Falihery Razafindrakoto (F.R) :Permettez-moi tout d’abord de rappeler que Madagascar a ratifié la Convention Internationale relative aux droits des personnes handicapées le 12 juin 2015 (loi 2014-031). Cette convention a pour objet de promouvoir, de protéger et d’assurer la pleine et égale jouissance de tous les droits de l’homme et de toutes les libertés fondamentales par l’ensemble des personnes handicapées, et de promouvoir le respect de leur dignité intrinsèque. Sept années sont passées et les citoyens handicapés sont toujours en attente d’une décision qui va lancer la mise en œuvre des droits reconnus dans cette convention. Par manque de volonté politique et absence de projection. En cette Journée internationale, le thème national « Élan de solidarité pour un monde réussi : les personnes en situation de handicap solidairement responsables du développement de Madagascar » insinue la responsabilisation des personnes handicapées au développement du pays. C’est une bonne intention mais qui manque de réalisme.

M.M : A en croire vos dires, les personnes handicapées du pays ne sont pas pour le moment des citoyens responsables à part entière. Est-ce le cas ?

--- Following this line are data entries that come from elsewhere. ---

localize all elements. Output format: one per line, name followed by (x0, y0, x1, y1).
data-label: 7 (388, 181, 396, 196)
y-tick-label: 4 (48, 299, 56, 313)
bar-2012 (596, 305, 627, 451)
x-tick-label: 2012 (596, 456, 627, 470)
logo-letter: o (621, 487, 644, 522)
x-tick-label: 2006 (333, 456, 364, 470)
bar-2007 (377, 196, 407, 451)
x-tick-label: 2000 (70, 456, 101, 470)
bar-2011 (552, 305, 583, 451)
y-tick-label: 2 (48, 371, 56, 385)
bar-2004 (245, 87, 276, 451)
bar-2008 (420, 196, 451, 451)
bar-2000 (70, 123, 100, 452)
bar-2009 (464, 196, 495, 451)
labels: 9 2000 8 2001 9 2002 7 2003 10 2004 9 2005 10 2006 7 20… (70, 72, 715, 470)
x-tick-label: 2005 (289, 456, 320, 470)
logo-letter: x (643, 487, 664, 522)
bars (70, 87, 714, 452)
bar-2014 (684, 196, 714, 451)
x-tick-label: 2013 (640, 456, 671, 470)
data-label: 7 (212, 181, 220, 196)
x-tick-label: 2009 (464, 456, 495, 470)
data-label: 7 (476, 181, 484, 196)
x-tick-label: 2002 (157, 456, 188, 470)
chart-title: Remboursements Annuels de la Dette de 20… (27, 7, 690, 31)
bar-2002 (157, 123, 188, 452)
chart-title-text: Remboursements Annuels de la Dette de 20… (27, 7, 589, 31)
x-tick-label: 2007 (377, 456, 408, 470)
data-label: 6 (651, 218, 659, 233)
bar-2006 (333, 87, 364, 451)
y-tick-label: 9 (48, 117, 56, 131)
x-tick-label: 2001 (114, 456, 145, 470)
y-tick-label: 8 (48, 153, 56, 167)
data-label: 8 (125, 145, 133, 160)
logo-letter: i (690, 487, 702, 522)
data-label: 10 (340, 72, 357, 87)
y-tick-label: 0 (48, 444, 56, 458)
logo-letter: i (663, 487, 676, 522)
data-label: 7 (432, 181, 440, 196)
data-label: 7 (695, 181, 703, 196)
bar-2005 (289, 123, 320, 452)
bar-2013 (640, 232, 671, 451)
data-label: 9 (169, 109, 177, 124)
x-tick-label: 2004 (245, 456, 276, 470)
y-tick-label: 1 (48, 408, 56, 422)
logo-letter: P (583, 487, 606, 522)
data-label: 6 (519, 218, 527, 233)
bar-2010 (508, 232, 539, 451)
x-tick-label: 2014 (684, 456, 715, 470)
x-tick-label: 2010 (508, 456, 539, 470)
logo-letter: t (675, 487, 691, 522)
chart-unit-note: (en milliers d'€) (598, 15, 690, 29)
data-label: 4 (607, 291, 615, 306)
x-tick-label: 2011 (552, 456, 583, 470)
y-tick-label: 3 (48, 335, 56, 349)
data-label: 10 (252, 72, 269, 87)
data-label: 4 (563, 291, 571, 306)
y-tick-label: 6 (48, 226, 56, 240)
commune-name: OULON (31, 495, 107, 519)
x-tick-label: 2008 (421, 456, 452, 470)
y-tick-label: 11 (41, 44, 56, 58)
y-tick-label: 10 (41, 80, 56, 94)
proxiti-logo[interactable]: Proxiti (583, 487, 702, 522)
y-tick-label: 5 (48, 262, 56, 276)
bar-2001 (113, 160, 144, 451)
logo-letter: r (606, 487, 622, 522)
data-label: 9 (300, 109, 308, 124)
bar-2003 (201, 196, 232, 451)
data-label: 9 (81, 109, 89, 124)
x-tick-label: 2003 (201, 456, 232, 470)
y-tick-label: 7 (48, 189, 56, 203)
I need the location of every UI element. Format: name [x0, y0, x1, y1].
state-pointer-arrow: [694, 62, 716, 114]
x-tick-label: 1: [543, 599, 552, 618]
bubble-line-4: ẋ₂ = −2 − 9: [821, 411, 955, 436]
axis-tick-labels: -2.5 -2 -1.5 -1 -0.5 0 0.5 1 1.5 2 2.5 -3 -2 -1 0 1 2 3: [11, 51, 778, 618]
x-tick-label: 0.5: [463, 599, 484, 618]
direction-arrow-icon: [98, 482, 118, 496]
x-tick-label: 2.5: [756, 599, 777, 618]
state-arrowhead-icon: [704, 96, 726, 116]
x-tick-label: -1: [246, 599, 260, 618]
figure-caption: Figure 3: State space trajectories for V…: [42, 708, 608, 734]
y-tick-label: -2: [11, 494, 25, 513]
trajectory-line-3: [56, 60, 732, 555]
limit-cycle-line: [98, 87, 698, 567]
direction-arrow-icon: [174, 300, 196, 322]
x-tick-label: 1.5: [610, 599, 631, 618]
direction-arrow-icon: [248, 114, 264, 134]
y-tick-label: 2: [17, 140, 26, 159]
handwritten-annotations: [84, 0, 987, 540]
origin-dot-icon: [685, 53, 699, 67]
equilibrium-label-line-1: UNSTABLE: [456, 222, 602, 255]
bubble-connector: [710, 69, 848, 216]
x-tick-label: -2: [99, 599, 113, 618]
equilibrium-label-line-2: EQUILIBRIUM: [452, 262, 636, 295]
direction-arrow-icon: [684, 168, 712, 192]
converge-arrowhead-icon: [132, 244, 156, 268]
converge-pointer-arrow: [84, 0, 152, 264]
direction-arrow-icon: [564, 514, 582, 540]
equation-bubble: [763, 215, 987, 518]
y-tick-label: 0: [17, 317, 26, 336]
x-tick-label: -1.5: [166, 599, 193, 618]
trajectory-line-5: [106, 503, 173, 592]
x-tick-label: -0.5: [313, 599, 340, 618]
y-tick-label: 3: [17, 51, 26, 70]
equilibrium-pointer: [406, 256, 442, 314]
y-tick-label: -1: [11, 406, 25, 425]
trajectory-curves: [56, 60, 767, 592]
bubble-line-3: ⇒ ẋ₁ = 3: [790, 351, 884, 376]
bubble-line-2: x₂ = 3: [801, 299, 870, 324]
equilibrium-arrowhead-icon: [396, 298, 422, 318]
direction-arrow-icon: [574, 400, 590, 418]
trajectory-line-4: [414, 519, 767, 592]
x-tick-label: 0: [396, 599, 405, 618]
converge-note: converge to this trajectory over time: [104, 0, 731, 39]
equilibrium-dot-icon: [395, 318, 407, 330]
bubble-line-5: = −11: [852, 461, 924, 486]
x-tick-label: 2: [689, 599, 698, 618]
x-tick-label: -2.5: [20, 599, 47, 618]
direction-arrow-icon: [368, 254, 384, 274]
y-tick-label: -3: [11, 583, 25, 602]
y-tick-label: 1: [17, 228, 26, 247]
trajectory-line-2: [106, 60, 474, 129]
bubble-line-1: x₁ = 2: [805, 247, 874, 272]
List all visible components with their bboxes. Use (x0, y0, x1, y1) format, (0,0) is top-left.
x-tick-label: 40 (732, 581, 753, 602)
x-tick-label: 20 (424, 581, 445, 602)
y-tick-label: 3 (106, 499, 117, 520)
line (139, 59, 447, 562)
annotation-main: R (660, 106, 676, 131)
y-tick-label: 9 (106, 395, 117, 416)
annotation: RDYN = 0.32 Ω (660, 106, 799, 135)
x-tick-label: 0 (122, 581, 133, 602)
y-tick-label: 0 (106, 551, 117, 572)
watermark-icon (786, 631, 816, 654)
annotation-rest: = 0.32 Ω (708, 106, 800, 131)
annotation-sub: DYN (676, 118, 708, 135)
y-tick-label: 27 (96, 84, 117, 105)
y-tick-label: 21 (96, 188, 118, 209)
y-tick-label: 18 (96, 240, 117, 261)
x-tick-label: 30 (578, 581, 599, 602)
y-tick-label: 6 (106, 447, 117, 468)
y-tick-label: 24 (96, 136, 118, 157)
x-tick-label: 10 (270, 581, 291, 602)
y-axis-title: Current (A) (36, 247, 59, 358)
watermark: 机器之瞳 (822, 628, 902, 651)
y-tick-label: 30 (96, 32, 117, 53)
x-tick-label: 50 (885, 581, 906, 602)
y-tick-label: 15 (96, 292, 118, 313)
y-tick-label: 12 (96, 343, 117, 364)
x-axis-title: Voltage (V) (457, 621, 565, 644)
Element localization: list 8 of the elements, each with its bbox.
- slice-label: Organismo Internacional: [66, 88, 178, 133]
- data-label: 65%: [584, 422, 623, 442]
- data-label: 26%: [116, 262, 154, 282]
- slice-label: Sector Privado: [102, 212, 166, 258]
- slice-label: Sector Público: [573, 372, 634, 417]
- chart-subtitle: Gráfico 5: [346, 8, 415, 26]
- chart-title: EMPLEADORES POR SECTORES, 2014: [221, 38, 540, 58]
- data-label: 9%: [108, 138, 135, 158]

F.R : Etre un citoyen responsable, c’est participer activement à la vie sociale, culturelle et économique en développant une éthique personnelle fondée sur l’ouverture, la liberté de pensée, l’esprit critique, la solidarité et la responsabilité. En guise d’ouverture, de liberté de pensée et de ma contribution critique à l’occasion de cette journée commémorative, je pose quelques questions aux décideurs politiques du pays. Comment participer activement à la vie sociale quand toutes les infrastructures qui vous entourent vous empêchent de vous mobiliser ? Comment participer au développement du pays si vous n’avez pas accès ni à l’éducation, ni à la santé et encore moins à l’emploi ? Comment remplir ses devoirs de citoyen dans de bonnes conditions alors même que les membres du personnel d’accueil et les professionnels manquent de formation et méconnaissent les difficultés concrètement vécues par les personnes handicapées ? Comment espérer la participation des personnes handicapées au développement, si le pays ne dispose même pas d’une politique nationale dans ce domaine ? C’est bien de faire des slogans qui font rêver mais ce ne sont pas suffisants.

M.M : Selon vous, qu’est-ce qu’il conviendrait de faire pour changer les choses ?

F.R : A l’occasion de cette Journée internationale des personnes handicapées, je réitère mes revendications en faveur des droits à l’autonomie et à la participation sociale des personnes handicapées. Être autonome implique de faire partie intégrante de la société et d’en être acteur à part entière. La participation sociale renvoie à la possibilité de réaliser pleinement des activités courantes ou des rôles sociaux valorisés par la personne ou son contexte socioculturel selon ses caractéristiques (âge, sexe, l’identité socioculturelle, …) à égalité avec les autres citoyens. L’autonomie et la pleine participation sociale des citoyens handicapés sont tributaires de l’accessibilité. C’est la principale clé de l’exercice de la citoyenneté. Sans cette clé, point de droit. Je pense à l’accès des personnes handicapées à tous les bâtiments des services administratifs, leur accès aux services sociaux de base…Mais je parle également de l’accès aux services et aux informations au même titre que les autres citoyens. Je profite également de cette occasion pour féliciter le courage des malgaches handicapés qui évoluent dans un environnement hostile. Bravo pour tous vos efforts à la participation sociale.